WKRS
- Waukegan, Illinois; United States;
- Broadcast area: Northeastern Illinois; Southeastern Wisconsin;
- Frequency: 1220 kHz
- Branding: TUDN Radio

Programming
- Format: Spanish Sports
- Affiliations: TUDN Radio; Chicago Fire Soccer Club; Chicago White Sox;

Ownership
- Owner: Connoisseur Media; (Alpha Media Licensee LLC);
- Sister stations: WCCQ; WERV-FM; WIIL; WJOL; WSSR; WXLC; WZSR;

History
- First air date: September 25, 1949
- Call sign meaning: Waukegan Radio Station

Technical information
- Licensing authority: FCC
- Facility ID: 10450
- Class: D
- Power: 1,000 watts day; 90 watts night;
- Transmitter coordinates: 42°20′59.1″N 87°52′53.3″W﻿ / ﻿42.349750°N 87.881472°W

Links
- Public license information: Public file; LMS;
- Webcast: Listen live
- Website: www.tudn1220.com

= WKRS =

Radio station in Waukegan, Illinois

WKRS (1220 AM) is a radio station broadcasting a Spanish-language sports format. Licensed to Waukegan, Illinois, United States, the station is owned by Connoisseur Media, through licensee Alpha Media Licensee LLC, and features programming from TUDN Radio. Its transmitter is located in Waukegan, while its studios are based in the north end of the Gurnee Mills mall in Gurnee.

==History==
The station began broadcasting September 25, 1949. It ran 1,000 watts during daytime hours only, and was owned by The News-Sun Broadcasting Company. In 1983, WKRS was sold to Roger E. Kaplan, owner of 102.3 WXLC, for $650,000. In 1987, the station was sold to H&D Radio Limited Partnership, along with WXLC, for $5.5 million. In 1997, it was sold to Spring Broadcasting, and in 1999 it was sold to Belvidere Broadcasting, along with WXLC, for $4.3 million. In 2000, the station was sold to NextMedia Group, along with WXLC, for $9.4 million.

Between 1949 and 2012, WKRS had been a longtime English language radio station broadcasting local news and information for the Lake County region. Personalities heard on WKRS included national hosts Laura Ingraham, Michael Savage, Bill O'Reilly, and Dave Ramsey, along with local hosts Al Salvi, Libby Collins, and Lenny Palmer, The Jack Taylor Program, among others. Known at times as "The Voice Of Lake County" and "The Talk of Lake County", WKRS also broadcast Lake County Fielders minor league baseball games as well as high school sports for the Lake County area.

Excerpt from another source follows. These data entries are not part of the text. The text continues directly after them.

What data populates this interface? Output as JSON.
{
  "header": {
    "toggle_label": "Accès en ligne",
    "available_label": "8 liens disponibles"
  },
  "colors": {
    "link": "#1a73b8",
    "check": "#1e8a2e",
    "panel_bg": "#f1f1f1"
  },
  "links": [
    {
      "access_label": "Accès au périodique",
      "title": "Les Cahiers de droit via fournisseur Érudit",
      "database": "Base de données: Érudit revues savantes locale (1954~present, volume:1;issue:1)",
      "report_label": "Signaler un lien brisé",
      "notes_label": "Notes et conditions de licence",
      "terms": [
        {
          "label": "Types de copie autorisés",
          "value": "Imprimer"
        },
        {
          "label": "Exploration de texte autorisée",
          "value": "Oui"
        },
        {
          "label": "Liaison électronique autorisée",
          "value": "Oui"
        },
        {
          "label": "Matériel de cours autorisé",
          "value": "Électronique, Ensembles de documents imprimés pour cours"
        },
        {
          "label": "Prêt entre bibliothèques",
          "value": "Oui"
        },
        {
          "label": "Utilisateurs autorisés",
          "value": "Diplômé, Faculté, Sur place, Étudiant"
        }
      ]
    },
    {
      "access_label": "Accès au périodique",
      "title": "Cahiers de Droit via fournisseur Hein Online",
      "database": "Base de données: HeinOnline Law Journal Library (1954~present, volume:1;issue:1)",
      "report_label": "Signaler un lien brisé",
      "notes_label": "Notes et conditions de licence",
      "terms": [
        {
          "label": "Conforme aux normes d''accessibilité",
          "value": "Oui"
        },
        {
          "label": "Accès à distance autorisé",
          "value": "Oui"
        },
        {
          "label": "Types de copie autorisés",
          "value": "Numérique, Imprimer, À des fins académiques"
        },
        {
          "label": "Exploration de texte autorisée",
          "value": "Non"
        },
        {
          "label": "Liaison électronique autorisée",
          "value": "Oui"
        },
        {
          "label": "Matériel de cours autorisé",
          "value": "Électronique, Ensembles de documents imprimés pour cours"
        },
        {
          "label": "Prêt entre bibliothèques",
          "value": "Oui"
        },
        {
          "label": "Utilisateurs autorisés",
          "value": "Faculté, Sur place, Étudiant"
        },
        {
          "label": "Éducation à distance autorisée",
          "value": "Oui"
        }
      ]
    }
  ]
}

Among its alumni are Chicago TV reporters Anita Padilla, Matt Rodewald, and Susan Carlson.

===Spanish-language era===
In January 2012, it was announced that the station would drop its longtime English-language talk format in favor of a Spanish-language sports format, with programming from ESPN Deportes Radio, effective February 1, 2012.

In 2014, WKRS and NextMedia's 32 other radio stations were sold to Digity, LLC for $85 million. In 2016, Digity, LLC was purchased by Alpha Media for $264 million.

After ESPN Deportes Radio was discontinued on September 8, 2019, the station became an affiliate of TUDN Radio.

Alpha Media merged with Connoisseur Media on September 4, 2025.